In the recent judgement by a full bench,led by Judge Joseph Raulinga, The High Court of Pretoria (Gauteng Division, Pretoria) in the case of the applicants, Laurie Gaum, Michelle Boonzaaier, Judith Kotzé, Fritz Gaum versus respondents that include the leadership of the Dutch Reformed Church (Nelis Janse van Rensburg, Dewyk Ungerer, Gustav Claassen, Matthys Johannes Nicolaas van der Merwe, General Synod of the Dutch Reformed Church, Dutch Reformed Church (DRC) a full bench of overturned the decision made by the DRC at an extraordinary synod in 2016.

 

In the judgement, the decision on same-sex marriage made by the extraordinary synod of the DRC in 2016 was overturned in favour of a more inclusive decision made in 2015, that announced that the DRCs various congregations could decide for themselves if they wanted to bless same-sex unions and ordain LGBTI ministers without the expectation of celibacy.

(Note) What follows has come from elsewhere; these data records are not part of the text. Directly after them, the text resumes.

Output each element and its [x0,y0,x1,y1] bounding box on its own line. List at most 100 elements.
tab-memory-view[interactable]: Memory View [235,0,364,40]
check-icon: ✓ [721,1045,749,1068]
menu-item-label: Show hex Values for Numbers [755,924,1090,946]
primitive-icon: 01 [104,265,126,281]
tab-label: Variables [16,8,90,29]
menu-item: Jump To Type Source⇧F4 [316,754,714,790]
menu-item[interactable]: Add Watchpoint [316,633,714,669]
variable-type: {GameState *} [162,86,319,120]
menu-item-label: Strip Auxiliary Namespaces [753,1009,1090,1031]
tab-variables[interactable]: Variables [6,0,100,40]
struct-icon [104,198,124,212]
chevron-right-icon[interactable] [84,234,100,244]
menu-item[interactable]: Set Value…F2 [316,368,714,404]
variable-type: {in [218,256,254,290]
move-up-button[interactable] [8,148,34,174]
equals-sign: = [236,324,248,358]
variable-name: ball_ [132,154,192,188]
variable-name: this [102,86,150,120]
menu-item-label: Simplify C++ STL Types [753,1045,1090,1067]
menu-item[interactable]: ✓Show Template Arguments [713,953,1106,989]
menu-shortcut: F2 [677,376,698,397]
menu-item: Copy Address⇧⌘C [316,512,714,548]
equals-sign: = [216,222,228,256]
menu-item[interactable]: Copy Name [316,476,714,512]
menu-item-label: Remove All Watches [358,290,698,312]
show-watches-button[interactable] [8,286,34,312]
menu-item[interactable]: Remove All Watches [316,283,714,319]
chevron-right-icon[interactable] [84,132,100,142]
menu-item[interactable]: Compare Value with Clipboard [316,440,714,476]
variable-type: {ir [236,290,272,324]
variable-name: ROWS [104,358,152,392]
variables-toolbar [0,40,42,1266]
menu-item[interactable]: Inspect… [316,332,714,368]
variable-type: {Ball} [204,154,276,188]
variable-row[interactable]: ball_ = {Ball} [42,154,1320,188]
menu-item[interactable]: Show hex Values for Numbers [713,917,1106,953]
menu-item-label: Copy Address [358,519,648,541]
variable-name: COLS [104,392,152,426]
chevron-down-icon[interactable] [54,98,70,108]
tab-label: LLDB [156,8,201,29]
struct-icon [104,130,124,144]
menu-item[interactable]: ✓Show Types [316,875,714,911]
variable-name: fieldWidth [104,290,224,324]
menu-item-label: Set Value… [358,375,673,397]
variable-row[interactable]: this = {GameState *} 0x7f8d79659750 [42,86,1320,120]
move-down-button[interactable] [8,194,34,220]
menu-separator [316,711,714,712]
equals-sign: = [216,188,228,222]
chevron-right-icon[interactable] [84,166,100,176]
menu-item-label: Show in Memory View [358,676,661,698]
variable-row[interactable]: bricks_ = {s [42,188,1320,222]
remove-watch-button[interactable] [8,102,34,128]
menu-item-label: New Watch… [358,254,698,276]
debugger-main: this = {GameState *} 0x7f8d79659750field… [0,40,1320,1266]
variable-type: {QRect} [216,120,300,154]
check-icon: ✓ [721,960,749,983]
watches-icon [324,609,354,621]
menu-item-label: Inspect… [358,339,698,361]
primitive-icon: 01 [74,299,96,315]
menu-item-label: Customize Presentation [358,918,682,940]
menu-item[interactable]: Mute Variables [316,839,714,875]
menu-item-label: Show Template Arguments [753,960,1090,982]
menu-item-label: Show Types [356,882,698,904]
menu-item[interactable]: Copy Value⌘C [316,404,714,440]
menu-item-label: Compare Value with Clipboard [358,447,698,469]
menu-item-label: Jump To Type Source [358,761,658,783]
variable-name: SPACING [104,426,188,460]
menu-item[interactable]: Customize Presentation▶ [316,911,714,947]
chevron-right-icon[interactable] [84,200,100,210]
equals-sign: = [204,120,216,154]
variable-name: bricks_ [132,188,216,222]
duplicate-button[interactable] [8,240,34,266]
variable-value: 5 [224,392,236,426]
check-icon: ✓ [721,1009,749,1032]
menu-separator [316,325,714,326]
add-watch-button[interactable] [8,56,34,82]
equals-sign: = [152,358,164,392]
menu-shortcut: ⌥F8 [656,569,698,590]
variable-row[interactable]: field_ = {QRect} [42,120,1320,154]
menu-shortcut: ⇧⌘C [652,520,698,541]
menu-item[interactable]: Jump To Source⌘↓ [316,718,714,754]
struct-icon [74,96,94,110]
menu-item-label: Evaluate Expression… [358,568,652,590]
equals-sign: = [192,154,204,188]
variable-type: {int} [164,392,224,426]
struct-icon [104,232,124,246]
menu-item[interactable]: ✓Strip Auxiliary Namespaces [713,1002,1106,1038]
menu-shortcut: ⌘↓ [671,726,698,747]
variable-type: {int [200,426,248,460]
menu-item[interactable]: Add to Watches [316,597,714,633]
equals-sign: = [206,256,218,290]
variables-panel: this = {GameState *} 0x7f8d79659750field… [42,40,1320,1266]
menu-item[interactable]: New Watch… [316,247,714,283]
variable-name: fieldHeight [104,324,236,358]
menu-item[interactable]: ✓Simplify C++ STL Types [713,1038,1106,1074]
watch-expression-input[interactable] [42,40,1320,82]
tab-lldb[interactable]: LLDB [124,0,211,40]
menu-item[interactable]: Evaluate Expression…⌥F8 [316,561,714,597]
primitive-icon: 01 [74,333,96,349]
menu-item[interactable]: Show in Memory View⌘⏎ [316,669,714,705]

At Inclusive and Affirming Ministries (IAM), we celebrate this landmark judgement as a step closer to our vision of faith communities that recognise and celebrate LGBTI people on the African continent. This judgement indicates that mainline churches can no longer hide behind their own flawed legal policies and theological arguments that exclude LGBTI people and other marginalised groups from faith communities.

 

IAM continues our support of and commitment to dialogue in faith communities. Over the past 24 years we have developed strategies and interventions that support churches that wish to be more open and inclusive spaces that engage in dialogue processes with LGBTI people and other issues of diversity.

 

This positive judgement becomes a driving force for our work towards more inclusive spaces.

As next step, we would invite inclusive faith communities into is a process towards restorative justice for LGBTI people. Even though this landmark judgement is positive for many faith communities, there is no denying that for many years LGBTI people and other marginalised individuals have experienced the pain of exclusion that have left indelible marks on their bodies and their relationships. In order to restore people to themselves, to faith communities and to their commitment to a loving, inclusive and forgiving God, we need dialogue processes that include the collaborative search for restorative justice of the bodies of those that have known only exclusion. We commit ourselves to continue this work of opening up transformative dialogue spaces that leads to conversations that make meaning possible and restore relationships.